Era la partita della vita, il dentro o fuori che più esalta l’Uruguay; una nazionale che quando si tratta di disputare dei match per la sopravvivenza tira fuori il meglio di sé, gioca ogni pallone come se fosse l’ultimo e quasi sempre esce vincitore. Già quasi, perché stanotte non è stato così. La sconfitta nella gara d’esordio aveva costretto la “celeste” a giocare contro il Venezuela con un solo risultato a disposizione: la vittoria. Ma i 90 minuti hanno detto altro; uno a zero per “La Vinotinto” e uomini di Tabarez eliminati con largo anticipo. Spedizione statunitense che per l’Uruguay è stata un fallimento anche se, forse, bisognava aspettarselo.
Il fallimento di un’idea
L’eliminazione ai gironi è stata scritta prima che iniziasse la competizione; l’Uruguay è stato condannato da se stesso al momento delle convocazioni. A fallire non è stata la squadra, ma l’idea che questi giocatori potessero ancora farla una squadra; infatti molti di quelli che sono stati portati negli Stati Uniti (Muslera, Godin, Maxi e Alvaro Pereira, Fucile, Arevalo Rios, Lodeiro) hanno preso parte alle ultime cinque competizioni con la maglia della “celeste” (due Mondiali e tre Copa America). Sei anni in cui la spina dorsale della nazionale non cambia, e non sempre è un fatto positivo. Perché poi arrivi ad un punto di rottura e le cose che prima facevi ad occhi chiusi, ora fatichi solo a pensarle. E’ normale e fisiologico. L’età per alcuni giocatori, la mancanza di motivazioni per altri sono fattori che messi insieme hanno portato al fallimento della “celeste” e nemmeno un uomo di grande esperienza come Tabarez è riuscito a salvare una situazione drammatica. Il “maestro“, forse, avrebbe dovuto capire che bisognava rinnovare e non fare affidamento sul blocco storico, ormai logoro.
Cavani, la stella che non brilla
Anche il matador fa parte di quella serie di giocatori che dal 2010 ad oggi non ha saltato un torneo con la sua nazionale. Ma con lui si può fare un’eccezione perché, insieme a Suarez, è la stella della “celeste“. Ecco, in queste due partite Cavani non è riuscito a brillare come suo solito; nervoso e poco concreto sotto porta (l’errore nella gara con il Venezuela ha del clamoroso). Anche nella passata edizione della Copa, l’attaccante attualmente al Psg, aveva mostrato segni di nervosismo. Guarda caso sono le due competizioni dove l’Uruguay ha dovuto fare a meno di Suarez; forse il matador sente troppa pressione addosso, sente, in assenza del “pistolero“, la responsabilità di dover essere il leader e il trascinatore della nazionale.
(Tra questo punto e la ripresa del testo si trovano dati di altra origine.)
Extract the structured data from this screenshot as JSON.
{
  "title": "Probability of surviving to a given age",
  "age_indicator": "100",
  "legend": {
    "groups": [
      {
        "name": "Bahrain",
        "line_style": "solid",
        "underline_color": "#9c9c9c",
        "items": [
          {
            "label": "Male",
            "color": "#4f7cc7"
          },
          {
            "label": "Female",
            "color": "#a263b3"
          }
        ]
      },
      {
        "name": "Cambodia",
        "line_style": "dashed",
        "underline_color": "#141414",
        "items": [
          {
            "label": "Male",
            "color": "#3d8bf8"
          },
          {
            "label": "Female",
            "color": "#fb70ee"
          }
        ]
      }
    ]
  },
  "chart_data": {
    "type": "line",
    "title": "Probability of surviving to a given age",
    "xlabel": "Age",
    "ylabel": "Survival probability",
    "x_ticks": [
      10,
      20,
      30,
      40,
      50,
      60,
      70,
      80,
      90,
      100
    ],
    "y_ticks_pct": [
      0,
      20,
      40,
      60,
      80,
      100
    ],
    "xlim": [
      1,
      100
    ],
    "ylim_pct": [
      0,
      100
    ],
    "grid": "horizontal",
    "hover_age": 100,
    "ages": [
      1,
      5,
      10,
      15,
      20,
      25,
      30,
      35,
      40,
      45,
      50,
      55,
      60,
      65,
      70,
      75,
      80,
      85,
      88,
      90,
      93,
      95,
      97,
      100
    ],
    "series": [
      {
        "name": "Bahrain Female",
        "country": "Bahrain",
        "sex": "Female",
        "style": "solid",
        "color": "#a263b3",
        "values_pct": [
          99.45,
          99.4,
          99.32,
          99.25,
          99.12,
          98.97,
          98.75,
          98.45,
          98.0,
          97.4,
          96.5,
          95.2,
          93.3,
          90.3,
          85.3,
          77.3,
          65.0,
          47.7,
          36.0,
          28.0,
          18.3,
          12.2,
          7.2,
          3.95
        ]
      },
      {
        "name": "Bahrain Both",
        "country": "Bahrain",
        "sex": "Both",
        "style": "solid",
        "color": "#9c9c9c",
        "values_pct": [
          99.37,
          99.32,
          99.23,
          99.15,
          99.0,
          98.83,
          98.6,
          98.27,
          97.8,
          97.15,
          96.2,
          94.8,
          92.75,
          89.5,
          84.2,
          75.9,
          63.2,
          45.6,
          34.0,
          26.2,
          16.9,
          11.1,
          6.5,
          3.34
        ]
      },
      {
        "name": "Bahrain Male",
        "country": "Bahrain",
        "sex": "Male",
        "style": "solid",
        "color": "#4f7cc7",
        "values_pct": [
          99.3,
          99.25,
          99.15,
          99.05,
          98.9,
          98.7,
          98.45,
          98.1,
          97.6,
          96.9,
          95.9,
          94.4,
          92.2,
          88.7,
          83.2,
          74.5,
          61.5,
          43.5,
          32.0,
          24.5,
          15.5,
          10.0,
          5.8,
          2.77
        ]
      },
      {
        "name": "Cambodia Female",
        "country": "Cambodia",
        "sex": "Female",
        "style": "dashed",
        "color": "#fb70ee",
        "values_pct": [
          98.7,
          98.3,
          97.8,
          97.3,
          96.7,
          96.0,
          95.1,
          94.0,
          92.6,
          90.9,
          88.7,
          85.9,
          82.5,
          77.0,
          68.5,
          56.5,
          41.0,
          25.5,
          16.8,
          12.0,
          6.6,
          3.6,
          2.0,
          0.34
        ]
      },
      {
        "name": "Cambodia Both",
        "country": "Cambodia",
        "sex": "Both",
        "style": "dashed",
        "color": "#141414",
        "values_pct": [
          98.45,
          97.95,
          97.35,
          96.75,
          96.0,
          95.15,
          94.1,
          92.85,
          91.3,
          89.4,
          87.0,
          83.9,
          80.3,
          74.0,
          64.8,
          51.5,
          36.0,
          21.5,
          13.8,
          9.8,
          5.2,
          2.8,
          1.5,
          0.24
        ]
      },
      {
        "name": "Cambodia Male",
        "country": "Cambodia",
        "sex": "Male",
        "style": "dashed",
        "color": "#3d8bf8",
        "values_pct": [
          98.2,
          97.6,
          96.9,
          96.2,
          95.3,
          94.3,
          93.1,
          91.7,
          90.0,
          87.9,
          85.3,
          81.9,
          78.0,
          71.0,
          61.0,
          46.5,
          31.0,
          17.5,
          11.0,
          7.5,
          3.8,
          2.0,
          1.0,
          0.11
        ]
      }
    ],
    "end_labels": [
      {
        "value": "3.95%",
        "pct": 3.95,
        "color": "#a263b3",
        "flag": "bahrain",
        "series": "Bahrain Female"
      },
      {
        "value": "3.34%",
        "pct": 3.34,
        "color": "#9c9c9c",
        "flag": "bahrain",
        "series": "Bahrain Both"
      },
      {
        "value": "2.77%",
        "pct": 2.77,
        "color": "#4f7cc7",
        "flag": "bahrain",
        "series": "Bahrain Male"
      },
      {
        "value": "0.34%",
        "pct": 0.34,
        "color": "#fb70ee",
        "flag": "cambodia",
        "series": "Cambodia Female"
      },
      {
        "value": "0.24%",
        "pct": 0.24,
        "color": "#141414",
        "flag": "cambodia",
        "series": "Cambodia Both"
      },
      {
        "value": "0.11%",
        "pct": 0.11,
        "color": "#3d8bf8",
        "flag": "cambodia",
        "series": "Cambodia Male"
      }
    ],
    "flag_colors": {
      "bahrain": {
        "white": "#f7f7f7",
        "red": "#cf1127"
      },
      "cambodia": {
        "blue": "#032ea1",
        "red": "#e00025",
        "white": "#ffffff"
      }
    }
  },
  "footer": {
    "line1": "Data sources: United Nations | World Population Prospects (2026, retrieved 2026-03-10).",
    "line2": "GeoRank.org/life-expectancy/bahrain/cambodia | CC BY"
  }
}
Oppure che sia arrivato anche per lui il momento di farsi da parte?
Ricambio generazionale
Il prossimo impegno della “celeste” è il Mondiale del 2018 in Russia. Bisognerà arrivarci con forze fresche perché passi falsi non sono più ammessi. Ringiovanire: questa deve essere la parola chiave. Il compito per Tabarez (se tra due anni sarà ancora lui l’allenatore) non è così arduo. Molti giovani sono stati lasciati a casa già prima della Copa e alcuni possono davvero essere il futuro di questa nazionale. De Arrascaeta, Gaston Pereiro, Rodrigo Amaral, Agustin Ale rappresentano il futuro e chissà che alcuni di loro non li vedremo protagonisti al prossimo Mondiale.
La Copa America Centenario è stata un vero e proprio fallimento per l’Uruguay. Un punto basso da cui ripartire, anzi rifondare una nazionale per tornare ad essere protagonisti.